Credit growth during the first two months of 2016 rose sharply to 12 percent, indicating signs of a recovery in the Indian economy. However, increasing borrowing costs should be a cause of concern, according to an economist.
"After slowing to decade lows last year, India's loan growth is showing early signs of an upturn. While deposit growth is still lagging, banks' credit growth averaged 12% in Jan-Feb16 improving from Jul-Sep15's 9.4%. The pick-up was led by services and industrial sectors," said Radhika Rao, economist, group research, DBS Bank, in a note Wednesday.
But a spike in lending rates by non-banking sources is a cause of worry.
"However, market-based borrowing costs have risen sharply in recent months.

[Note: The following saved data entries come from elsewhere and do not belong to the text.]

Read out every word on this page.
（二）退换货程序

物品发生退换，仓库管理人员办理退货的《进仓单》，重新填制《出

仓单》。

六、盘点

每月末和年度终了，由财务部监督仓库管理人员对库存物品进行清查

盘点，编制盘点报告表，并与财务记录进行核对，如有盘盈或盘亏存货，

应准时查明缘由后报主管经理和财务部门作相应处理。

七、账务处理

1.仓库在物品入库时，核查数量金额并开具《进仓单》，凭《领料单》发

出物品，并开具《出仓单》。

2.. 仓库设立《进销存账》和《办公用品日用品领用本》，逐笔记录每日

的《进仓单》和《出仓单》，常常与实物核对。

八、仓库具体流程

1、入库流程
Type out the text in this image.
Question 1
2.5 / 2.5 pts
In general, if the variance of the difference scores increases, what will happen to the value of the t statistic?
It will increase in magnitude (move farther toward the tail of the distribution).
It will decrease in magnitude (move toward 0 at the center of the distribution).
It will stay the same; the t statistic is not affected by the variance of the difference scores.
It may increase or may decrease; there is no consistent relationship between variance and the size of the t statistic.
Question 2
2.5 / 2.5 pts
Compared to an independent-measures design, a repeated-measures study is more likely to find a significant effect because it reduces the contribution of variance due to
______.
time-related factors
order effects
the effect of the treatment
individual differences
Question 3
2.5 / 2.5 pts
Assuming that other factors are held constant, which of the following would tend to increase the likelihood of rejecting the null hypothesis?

For instance, three-month commercial paper rates have averaged 9% in Mar so far, up sharply from 7.8% in Dec15. Corporate bond yields (10yr; AA credit) are up 9% in Mar from 8.8% in Dec15," Rao said.
The commercial paper rates were high even as the yield on government securities is on the decline. "The 10Y benchmark yield settled at 7.50%, same as yesterday's close," said ICICI Bank Treasury Research in its Wednesday note.
With many of the commodity businesses suffering from low prices and high debt, there is little reason to take comfort from the sharp rise in credit growth. Further, many of these businesses form a large part of bank loans.
"The sluggish private sector cycle has been a drag on the banking sector, with infrastructure, mining, iron/ steel and two other sectors making up more than half of the bad loans faced by the domestic banks. Against this backdrop, the ongoing improvement in credit growth is likely to be met with caution," Rao said.
Factory output contracted for the third month in a row in January 2016, indicating persisting sluggishness in Asia's third-largest economy. The contraction was 1.5 percent, after 1.2 percent in December 2015 and 3.4 percent in November 2015, on a year-on-year basis.